You can setup slave1, and slave2 as synchronously with master by using synchronous_standby_names in postgresql.conf of master.
This is set a little bit later after initializing the master backup.

You need to change recovery.conf of slave 1 and slave 2 with those parameters:
standby_mode = on
primary_conninfo = 'host=localhost port=5432 application_name=$SLAVE_NAME'
restore_command = 'cp -i $HOME/bin/postgres/archive/%f %p'

$SLAVE_NAME being slave1 for slave 1, and slave2 for slave 2.

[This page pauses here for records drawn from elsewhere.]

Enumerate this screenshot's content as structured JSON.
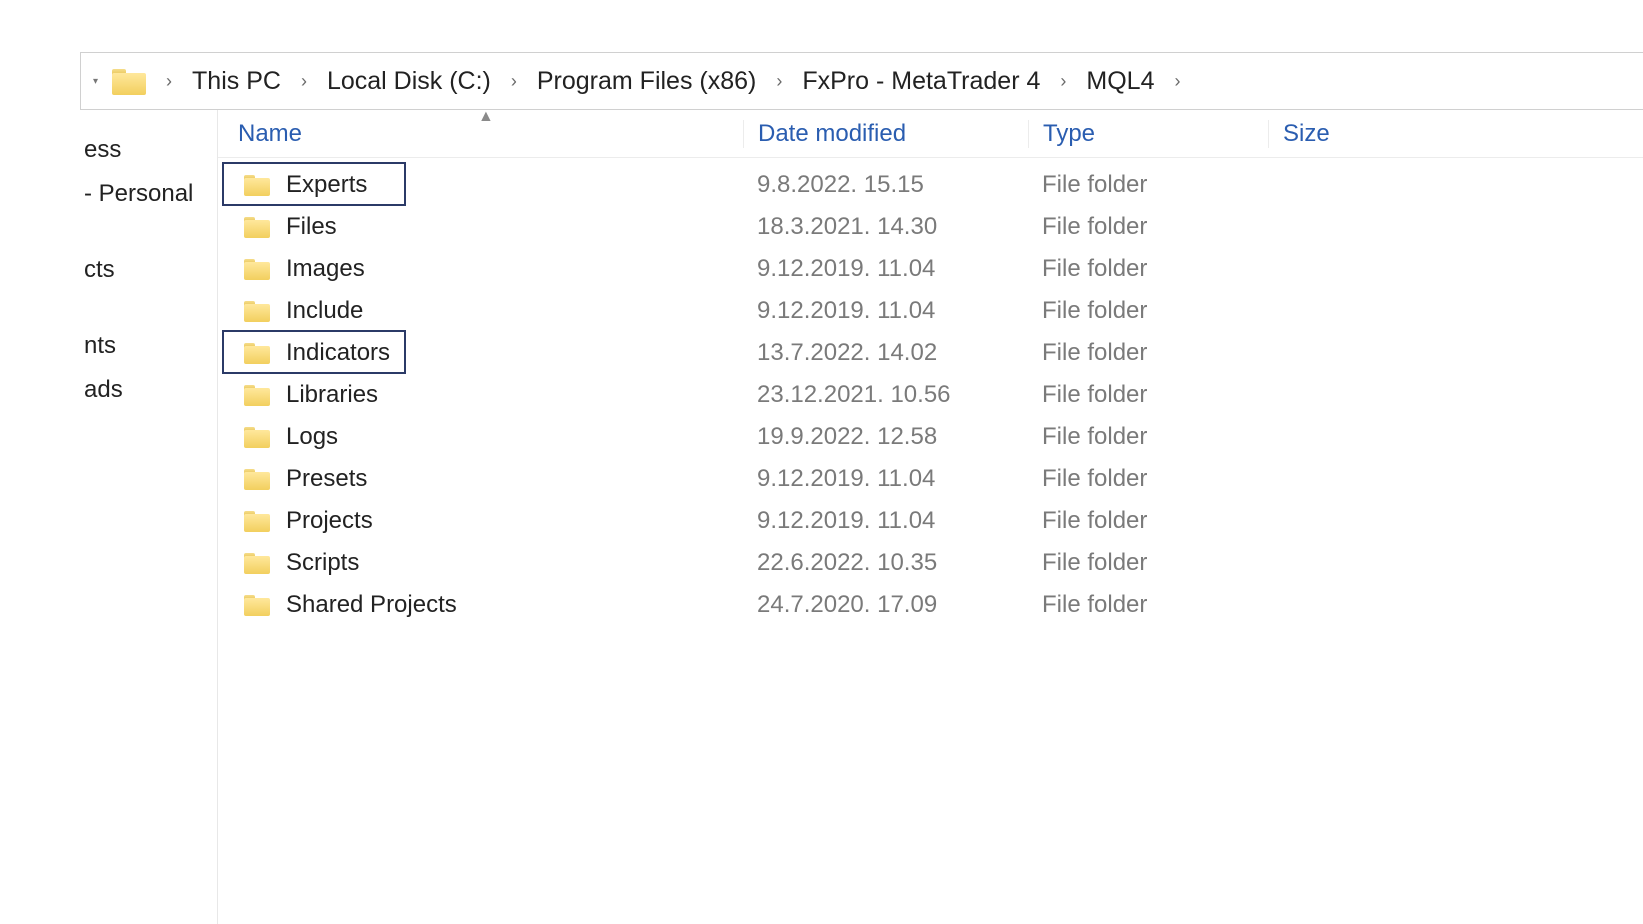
{
  "breadcrumb": {
    "items": [
      "This PC",
      "Local Disk (C:)",
      "Program Files (x86)",
      "FxPro - MetaTrader 4",
      "MQL4"
    ]
  },
  "nav": {
    "items": [
      "ess",
      " - Personal",
      "cts",
      "nts",
      "ads"
    ]
  },
  "columns": {
    "name": "Name",
    "date": "Date modified",
    "type": "Type",
    "size": "Size"
  },
  "files": [
    {
      "name": "Experts",
      "date": "9.8.2022. 15.15",
      "type": "File folder",
      "size": ""
    },
    {
      "name": "Files",
      "date": "18.3.2021. 14.30",
      "type": "File folder",
      "size": ""
    },
    {
      "name": "Images",
      "date": "9.12.2019. 11.04",
      "type": "File folder",
      "size": ""
    },
    {
      "name": "Include",
      "date": "9.12.2019. 11.04",
      "type": "File folder",
      "size": ""
    },
    {
      "name": "Indicators",
      "date": "13.7.2022. 14.02",
      "type": "File folder",
      "size": ""
    },
    {
      "name": "Libraries",
      "date": "23.12.2021. 10.56",
      "type": "File folder",
      "size": ""
    },
    {
      "name": "Logs",
      "date": "19.9.2022. 12.58",
      "type": "File folder",
      "size": ""
    },
    {
      "name": "Presets",
      "date": "9.12.2019. 11.04",
      "type": "File folder",
      "size": ""
    },
    {
      "name": "Projects",
      "date": "9.12.2019. 11.04",
      "type": "File folder",
      "size": ""
    },
    {
      "name": "Scripts",
      "date": "22.6.2022. 10.35",
      "type": "File folder",
      "size": ""
    },
    {
      "name": "Shared Projects",
      "date": "24.7.2020. 17.09",
      "type": "File folder",
      "size": ""
    }
  ]
}
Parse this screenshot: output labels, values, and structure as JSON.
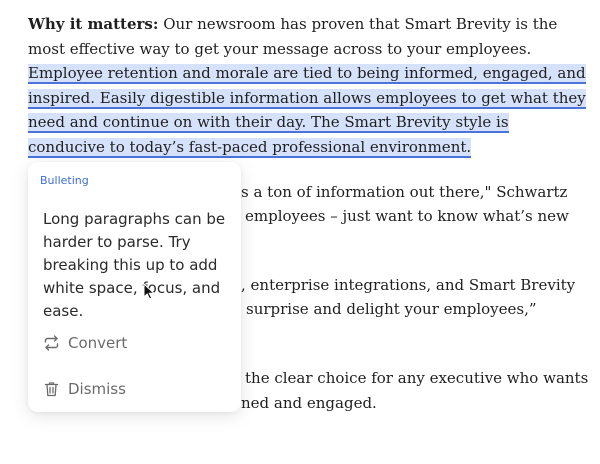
{
  "document": {
    "para1": {
      "lead": "Why it matters:",
      "plain": " Our newsroom has proven that Smart Brevity is the most effective way to get your message across to your employees. ",
      "highlighted": "Employee retention and morale are tied to being informed, engaged, and inspired. Easily digestible information allows employees to get what they need and continue on with their day. The Smart Brevity style is conducive to today’s fast-paced professional environment."
    },
    "partial_lines": [
      "s a ton of information out there,\" Schwartz",
      "employees – just want to know what’s new",
      ", enterprise integrations, and Smart Brevity",
      "surprise and delight your employees,”",
      "the clear choice for any executive who wants",
      "ned and engaged."
    ]
  },
  "suggestion": {
    "category": "Bulleting",
    "message": "Long paragraphs can be harder to parse. Try breaking this up to add white space, focus, and ease.",
    "actions": {
      "convert": "Convert",
      "dismiss": "Dismiss"
    }
  },
  "colors": {
    "highlight_bg": "#d6e2fb",
    "highlight_underline": "#4a74d9",
    "label_accent": "#3d6fd6"
  },
  "icons": {
    "convert": "convert-arrows-icon",
    "dismiss": "trash-icon",
    "cursor": "mouse-cursor-icon"
  }
}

Then as, slave 1-1 and 1-2 have to connect to slave 1, use the same values as above for standby_mode and restore_command, but setup primary_conninfo like this:
primary_conninfo = 'host=localhost port=15432 application_name=$SLAVE_NAME'
$SLAVE_NAME being slave11 for slave 1-1, and slave12 for slave 1-2.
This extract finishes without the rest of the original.